The only major difference I can see is that if she were learning with Suzuki method, she would be learning all the same pieces as every other kid. And to be honest, I think it’s an advantage that our teacher carefully helps each student select the repertoire that is best for them to learn, instead of having to do the next one in the book. (I understand that many Suzuki teachers also do this when they choose extra music to supplement the program.)
I was an adult student in Suzuki classes to brush up my piano skills and in pedagogy observing a Suzuki teacher teach up to 3 students at a time. I also attended the 1 day seminar “Every Child Can”. The info session reinforced the idea music can be learned like a child would learn a native language by listening before reading.
1. Giving credit to Suzuki teachers and parents. In many Asian cultures there is a tradition of respecting your teachers & your elders. In an ideal situation parents can reinforce what students learn in class. In my case I was brought up in a non-musical family. Neither of my parents has the patience to play an instrument except criticize. I think students should be given more credit learning pieces on their own.
2. Outside repertoire: a lot of Suzuki teachers tend to stick to the Suzuki books with repertoire pre-selected by the SAA (Suzuki Association of America). I’ve gone through a number of articles in the monthly Suzuki magazine issued by then SAA. Seemed like the only pieces Suzuki students learn to play are from the Suzuki repertoire books when there is enough sheet music available online to last a lifetime.
3. People who learn to play by ear have weak sight-reading skills or vice versa. Relearning the same pieces they can already play by ear is not the best way to learn to read. In order to have strong reading skills, you need to get students to play unfamiliar pieces regularly. Suzuki teachers need to be encouraged to introduce repertoire outside Suzuki books to help students improve their sight-reading.

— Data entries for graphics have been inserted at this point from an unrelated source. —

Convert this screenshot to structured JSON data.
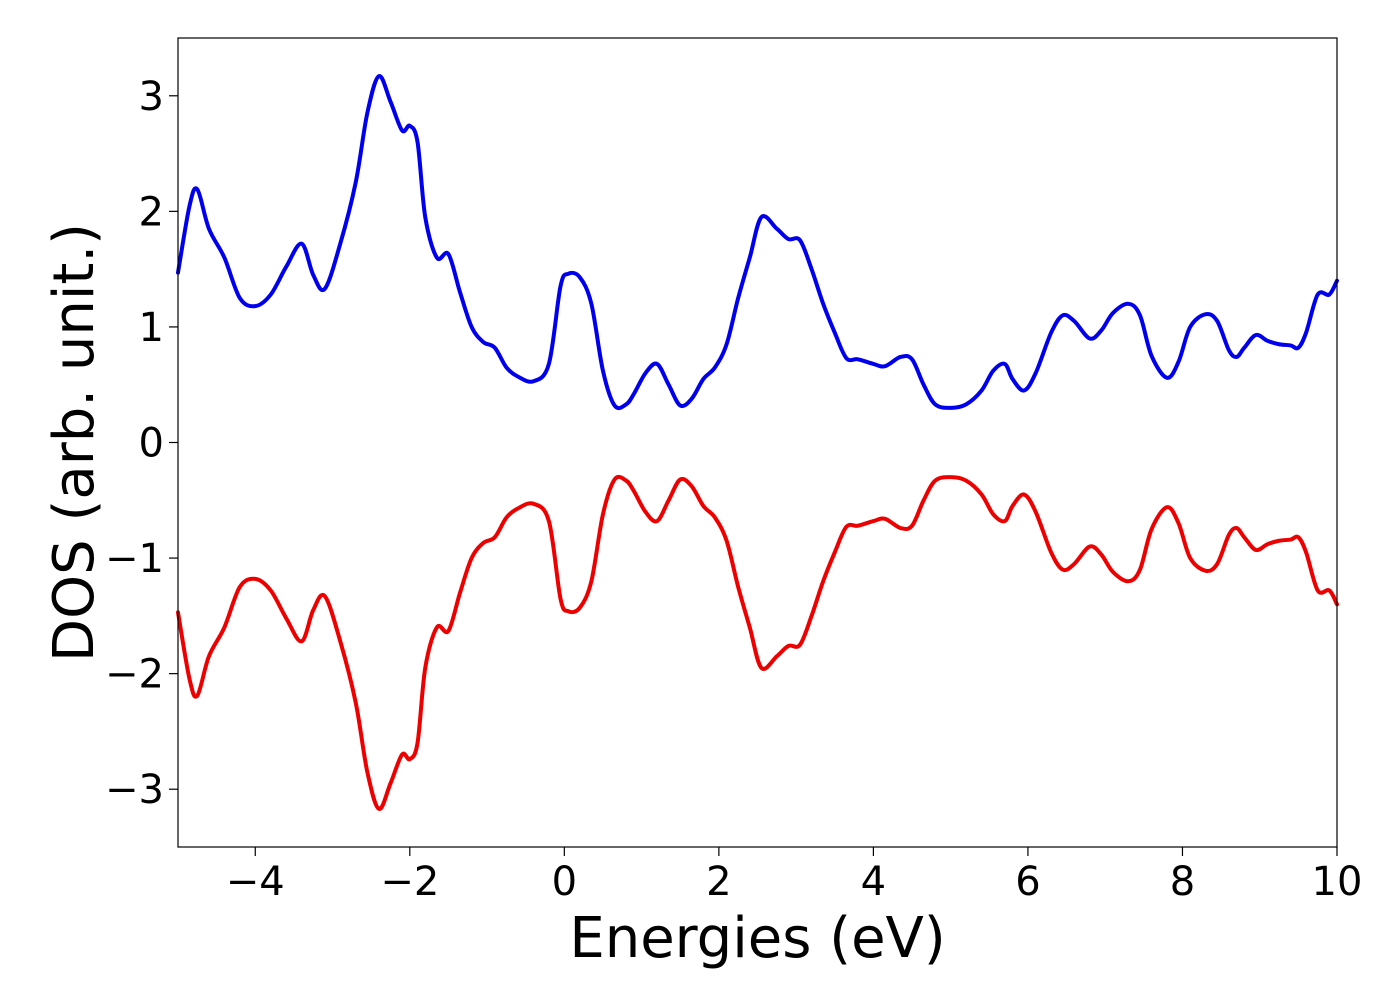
{
  "chart_data": {
    "type": "line",
    "title": "",
    "xlabel": "Energies (eV)",
    "ylabel": "DOS (arb. unit.)",
    "xlim": [
      -5,
      10
    ],
    "ylim": [
      -3.5,
      3.5
    ],
    "xticks": [
      -4,
      -2,
      0,
      2,
      4,
      6,
      8,
      10
    ],
    "xtick_labels": [
      "−4",
      "−2",
      "0",
      "2",
      "4",
      "6",
      "8",
      "10"
    ],
    "yticks": [
      -3,
      -2,
      -1,
      0,
      1,
      2,
      3
    ],
    "ytick_labels": [
      "−3",
      "−2",
      "−1",
      "0",
      "1",
      "2",
      "3"
    ],
    "grid": false,
    "legend": "none",
    "series": [
      {
        "color": "#0000ee",
        "x": [
          -5.0,
          -4.85,
          -4.75,
          -4.6,
          -4.4,
          -4.2,
          -4.0,
          -3.8,
          -3.6,
          -3.4,
          -3.25,
          -3.1,
          -2.9,
          -2.7,
          -2.55,
          -2.4,
          -2.25,
          -2.1,
          -2.0,
          -1.9,
          -1.8,
          -1.65,
          -1.5,
          -1.35,
          -1.2,
          -1.05,
          -0.9,
          -0.75,
          -0.6,
          -0.4,
          -0.2,
          -0.05,
          0.05,
          0.2,
          0.35,
          0.5,
          0.65,
          0.8,
          0.9,
          1.05,
          1.2,
          1.35,
          1.5,
          1.65,
          1.8,
          1.95,
          2.1,
          2.25,
          2.4,
          2.55,
          2.75,
          2.9,
          3.05,
          3.2,
          3.35,
          3.5,
          3.65,
          3.8,
          4.0,
          4.15,
          4.35,
          4.5,
          4.65,
          4.8,
          5.0,
          5.2,
          5.4,
          5.55,
          5.7,
          5.8,
          5.95,
          6.1,
          6.3,
          6.45,
          6.6,
          6.8,
          6.95,
          7.1,
          7.3,
          7.45,
          7.6,
          7.8,
          7.95,
          8.1,
          8.3,
          8.45,
          8.6,
          8.7,
          8.8,
          8.95,
          9.1,
          9.25,
          9.4,
          9.5,
          9.6,
          9.75,
          9.9,
          10.0
        ],
        "values": [
          1.47,
          2.05,
          2.19,
          1.85,
          1.6,
          1.25,
          1.18,
          1.28,
          1.52,
          1.72,
          1.45,
          1.33,
          1.72,
          2.25,
          2.85,
          3.17,
          2.95,
          2.7,
          2.74,
          2.6,
          1.95,
          1.6,
          1.63,
          1.3,
          1.0,
          0.87,
          0.82,
          0.65,
          0.57,
          0.53,
          0.68,
          1.35,
          1.46,
          1.43,
          1.2,
          0.62,
          0.32,
          0.33,
          0.42,
          0.6,
          0.68,
          0.5,
          0.32,
          0.38,
          0.55,
          0.65,
          0.85,
          1.25,
          1.6,
          1.95,
          1.85,
          1.76,
          1.75,
          1.5,
          1.2,
          0.95,
          0.73,
          0.72,
          0.68,
          0.66,
          0.74,
          0.72,
          0.5,
          0.33,
          0.3,
          0.33,
          0.45,
          0.62,
          0.68,
          0.55,
          0.45,
          0.6,
          0.95,
          1.1,
          1.05,
          0.9,
          0.97,
          1.12,
          1.2,
          1.1,
          0.75,
          0.56,
          0.7,
          1.0,
          1.11,
          1.05,
          0.8,
          0.74,
          0.82,
          0.93,
          0.88,
          0.85,
          0.84,
          0.82,
          0.95,
          1.28,
          1.28,
          1.4
        ]
      },
      {
        "color": "#ee0000",
        "x": [
          -5.0,
          -4.85,
          -4.75,
          -4.6,
          -4.4,
          -4.2,
          -4.0,
          -3.8,
          -3.6,
          -3.4,
          -3.25,
          -3.1,
          -2.9,
          -2.7,
          -2.55,
          -2.4,
          -2.25,
          -2.1,
          -2.0,
          -1.9,
          -1.8,
          -1.65,
          -1.5,
          -1.35,
          -1.2,
          -1.05,
          -0.9,
          -0.75,
          -0.6,
          -0.4,
          -0.2,
          -0.05,
          0.05,
          0.2,
          0.35,
          0.5,
          0.65,
          0.8,
          0.9,
          1.05,
          1.2,
          1.35,
          1.5,
          1.65,
          1.8,
          1.95,
          2.1,
          2.25,
          2.4,
          2.55,
          2.75,
          2.9,
          3.05,
          3.2,
          3.35,
          3.5,
          3.65,
          3.8,
          4.0,
          4.15,
          4.35,
          4.5,
          4.65,
          4.8,
          5.0,
          5.2,
          5.4,
          5.55,
          5.7,
          5.8,
          5.95,
          6.1,
          6.3,
          6.45,
          6.6,
          6.8,
          6.95,
          7.1,
          7.3,
          7.45,
          7.6,
          7.8,
          7.95,
          8.1,
          8.3,
          8.45,
          8.6,
          8.7,
          8.8,
          8.95,
          9.1,
          9.25,
          9.4,
          9.5,
          9.6,
          9.75,
          9.9,
          10.0
        ],
        "values": [
          -1.47,
          -2.05,
          -2.19,
          -1.85,
          -1.6,
          -1.25,
          -1.18,
          -1.28,
          -1.52,
          -1.72,
          -1.45,
          -1.33,
          -1.72,
          -2.25,
          -2.85,
          -3.17,
          -2.95,
          -2.7,
          -2.74,
          -2.6,
          -1.95,
          -1.6,
          -1.63,
          -1.3,
          -1.0,
          -0.87,
          -0.82,
          -0.65,
          -0.57,
          -0.53,
          -0.68,
          -1.35,
          -1.46,
          -1.43,
          -1.2,
          -0.62,
          -0.32,
          -0.33,
          -0.42,
          -0.6,
          -0.68,
          -0.5,
          -0.32,
          -0.38,
          -0.55,
          -0.65,
          -0.85,
          -1.25,
          -1.6,
          -1.95,
          -1.85,
          -1.76,
          -1.75,
          -1.5,
          -1.2,
          -0.95,
          -0.73,
          -0.72,
          -0.68,
          -0.66,
          -0.74,
          -0.72,
          -0.5,
          -0.33,
          -0.3,
          -0.33,
          -0.45,
          -0.62,
          -0.68,
          -0.55,
          -0.45,
          -0.6,
          -0.95,
          -1.1,
          -1.05,
          -0.9,
          -0.97,
          -1.12,
          -1.2,
          -1.1,
          -0.75,
          -0.56,
          -0.7,
          -1.0,
          -1.11,
          -1.05,
          -0.8,
          -0.74,
          -0.82,
          -0.93,
          -0.88,
          -0.85,
          -0.84,
          -0.82,
          -0.95,
          -1.28,
          -1.28,
          -1.4
        ]
      }
    ]
  }
}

From personal experience I was at a b-day party. 3 kids had a piece of sheet music on the piano. They had traditional music lessons for about a year. Each took turns trying to decipher the notes like a foreign language. After half-an-hour they didn’t come close to what the piece is supposed to sound like and gave up. Looks like the kids lack both sight-reading & listening skills. Once there were 2 kids who was in Suzuki piano & violin visiting from out of town. They played a few pieces as duet including the popular “Minuet in G”. Whether the piece came from a Suzuki book is irrelevant. At least they can play.
4. Different approaches of learning should not be in competition: don’t make method A sound like it is better than B in every aspect. You take the best points from a traditional learning approach and the best from the Suzuki approach and combine them for ideal results. Personally I don’t believe in a 1 size fit all solution (Suzuki or not the end result is to get students comfortable playing any repertoire at a certain level, not just the pieces in a Suzuki book).
I think it is one of the biggest frauds in music history!!
The suzuki method is a scam, you won’t learn any real skills, and encourages parents to become overly controlling/live vicariously through the child. My parents paid for 5 years of weekly suzuki lessons for me to not read a single note, not have enough knowledge to be able be in beginner school music class, had never heard of beats or timing, and not be aware notes had letter names. I could only play back music by rote if I had just heard it played to me, and my parent came to like that control, and they eventually told me they would prefer I just quit music rather than play music without them when I got old enough to insist I sometimes be allowed play alone. I had never played even for five minutes of this whole time without either teacher or parent (sometimes both) continuously yelling directions at me.